The $499 G5 kit sells so well that it even beats all Canon-Nikon DSLR topsellers (Click here to see the overall camera ranking)! More US deals: Today is the last day you can grab the E-Pm2 with a $50 discount at Amazon US ...

Niko And Canon Cameras

You really don’t see that very often, a MFT camera beating Canon and Nikon DSLR sales on the usually “conservative” and not so “Mirrorless friendly” US market. The $499 G5 kit sells so well that it even beats all Canon-Nikon DSLR topsellers (Click here to see the overall camera ranking)!

In terms of value for money, The G series are easily the best m43 out there. They just doesn’t attract a lot of attention from enthusiasts (but they should, because they’re more capable than GF/PEN series).

The 20mm is the Staple lens and the rest if their lens selection is top notch. If any one company can turn heads towards MFT, it will be Panasonic.

I agree, the 20mm f1.7 simply rules in its price range (actually picked mine up used for $200, incredible deal), and being a pancake simply adds icing to the cake. Tack sharp, I also like its focal length, not so wide it distorts yet wide enough to capture a group of people indoors, and very nice for tight landscapes.

Hate? That’s being a little over-sensitive I think. I wonder how long it will be before people start using the term “Panaphobic” to describe those who don’

Since when did a persecution complex come with a camera purchase? Show me one post that exhibits this (this one is out because the only name calling has been “olympus fanboy”, but that’s acceptable for some reason).

So some people dont share your same taste for cameras… Big deal. We’re all adults, you dont need someone elses’ endorsement. I think that a Honda Odyssey is, bar none, the greatest vehicle ever built. VERY FEW people will share that opinion, but that doesnt make the Oddy a victim of hate, or constitute a barrage of insults. If someone has a preference for sportscars, that’s not them giving blowjobs.

I strongly hope the G6 will be a really big bang – at least I cannot see any reason for this unbelievable ‘rumor-stop’ about the G6 just less than one week before announcement.

The G5 was announced just 9 months ago at $799, has now dropped to $499 and the G6 is rumored to use the same dated GH2 16MP sensor, so my guess is it will be mostly a restyling exercise with some enhanced Wi-Fi capabilities and a few other minor tweaks thrown in.

I personally very much liked the G3′s styling, the G5 not so much, but it’s the Pany sensors/Venus processors (color rendition) that have kept this two Panasonic camera owner away.
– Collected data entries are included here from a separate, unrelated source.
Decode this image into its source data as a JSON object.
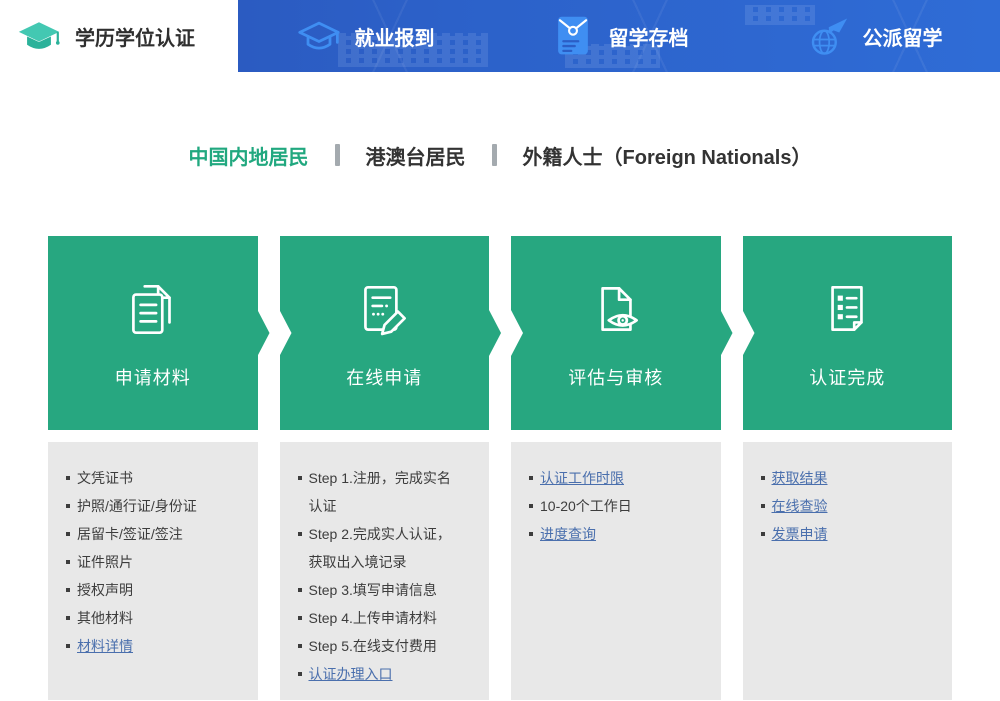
{
  "colors": {
    "nav_blue_start": "#2a54b8",
    "nav_blue_end": "#2f6cd6",
    "nav_icon_blue": "#3f8ef2",
    "brand_teal_light": "#43c8b2",
    "brand_teal_dark": "#2bb29a",
    "step_green": "#27a780",
    "active_text_green": "#21a87f",
    "info_gray": "#e8e8e8",
    "link_blue": "#4a6fad"
  },
  "header": {
    "tabs": [
      {
        "label": "学历学位认证",
        "icon": "graduation-cap-icon",
        "active": true
      },
      {
        "label": "就业报到",
        "icon": "graduation-cap-outline-icon",
        "active": false
      },
      {
        "label": "留学存档",
        "icon": "archive-file-icon",
        "active": false
      },
      {
        "label": "公派留学",
        "icon": "plane-globe-icon",
        "active": false
      }
    ]
  },
  "resident_tabs": [
    {
      "label": "中国内地居民",
      "active": true
    },
    {
      "label": "港澳台居民",
      "active": false
    },
    {
      "label": "外籍人士（Foreign Nationals）",
      "active": false
    }
  ],
  "steps": [
    {
      "id": "application-materials",
      "title": "申请材料",
      "icon": "documents-icon",
      "items": [
        {
          "text": "文凭证书",
          "link": false
        },
        {
          "text": "护照/通行证/身份证",
          "link": false
        },
        {
          "text": "居留卡/签证/签注",
          "link": false
        },
        {
          "text": "证件照片",
          "link": false
        },
        {
          "text": "授权声明",
          "link": false
        },
        {
          "text": "其他材料",
          "link": false
        },
        {
          "text": "材料详情",
          "link": true
        }
      ]
    },
    {
      "id": "online-application",
      "title": "在线申请",
      "icon": "edit-document-icon",
      "items": [
        {
          "text": "Step 1.注册，完成实名认证",
          "link": false
        },
        {
          "text": "Step 2.完成实人认证，获取出入境记录",
          "link": false
        },
        {
          "text": "Step 3.填写申请信息",
          "link": false
        },
        {
          "text": "Step 4.上传申请材料",
          "link": false
        },
        {
          "text": "Step 5.在线支付费用",
          "link": false
        },
        {
          "text": "认证办理入口",
          "link": true
        }
      ]
    },
    {
      "id": "evaluation-review",
      "title": "评估与审核",
      "icon": "document-eye-icon",
      "items": [
        {
          "text": "认证工作时限",
          "link": true
        },
        {
          "text": "10-20个工作日",
          "link": false
        },
        {
          "text": "进度查询",
          "link": true
        }
      ]
    },
    {
      "id": "certification-complete",
      "title": "认证完成",
      "icon": "checklist-document-icon",
      "items": [
        {
          "text": "获取结果",
          "link": true
        },
        {
          "text": "在线查验",
          "link": true
        },
        {
          "text": "发票申请",
          "link": true
        }
      ]
    }
  ]
}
In every other respect they’re a true bargain given their full-featured bodies. We’ll see how the G6 tests.

Perhaps we are all narcissists here in the States and can’t stand to not have a mirror around, even if it’s one that you cannot really see.
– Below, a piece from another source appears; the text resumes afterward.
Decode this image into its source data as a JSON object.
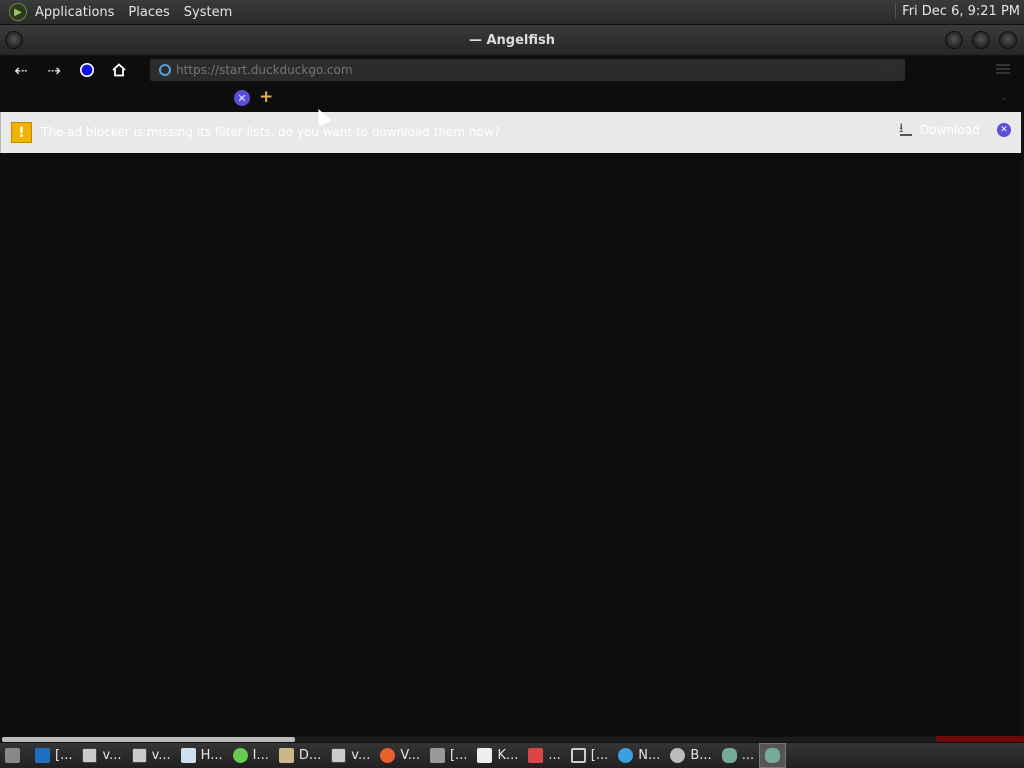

In a lot of ways, photography is a narcissistic endeavor, capturing the world “as our eyes see it”. Although TLR, RF, and SLR are all old technologies of necessity, not necessarily superior to EVF, each with its own imperfections, but we rhapsodize about their respective virtues because they use mirrors, and they reflect us as much as they reflect the world, our gaze theoretically visible from the other side at all times. Likewise, we are still suspicious of SLTs because they use half-mirrors, and therefore are only half-self-respecting; we may very well be spied upon, experimented with, toyed with, and by whom? Sony?

With mirrorless, only the camera sees, and the camera shows us what it sees, which is unnerving for us. Sometimes, with LCD glare, we can’t even see what the camera sees. Our vision becomes uncomfortably irrelevant, and our eyes are certainly not visible to the subject.

I turned up the post-shot image playback time on my camera to 20 seconds, and I keep forgetting to turn it back down to my normally preferred 2 seconds. So, the camera now proudly shows me what it got for a really long time, until I press the shutter button or something, and it is a bit unnerving, like I’ve gone blind. Now, I cannot even see what the camera is seeing, but only what it has already seen. I think I’ll leave it there for now as an exercise in humility.

I wouldn’t read too much into that ranking. The camera had blowout pricing a day or two ago, $359.99 for the one lens kit and $405 for the two lens kit. I was surprised to see that this site missed it.

Sadly the only reason an mFT ever appears high on the ranks is when a huge discount happens the rest of the time they barely make a dent.

Why would you expect anything else? At an age of 5, mirrorless still is pretty new to a rather conservative market, where enthusiasts frenetically endorse the look and feel of tools they know to the newcomers. As the core of mirrorless is a different viewfinder technology, the situation is pretty much akin to the arrival of the 35mm SLR and its long struggle for being accepted alongside the rangefinders. The first 35mm SLRs were available in 1936, but it took until the late 50s or even early 60s until they rendered rangefinders with exchangeable lenses a niche product. While technology may move on a bit faster these days, there is no reason to assume that just 5 years is enough to make a perfectly functional technology redundant.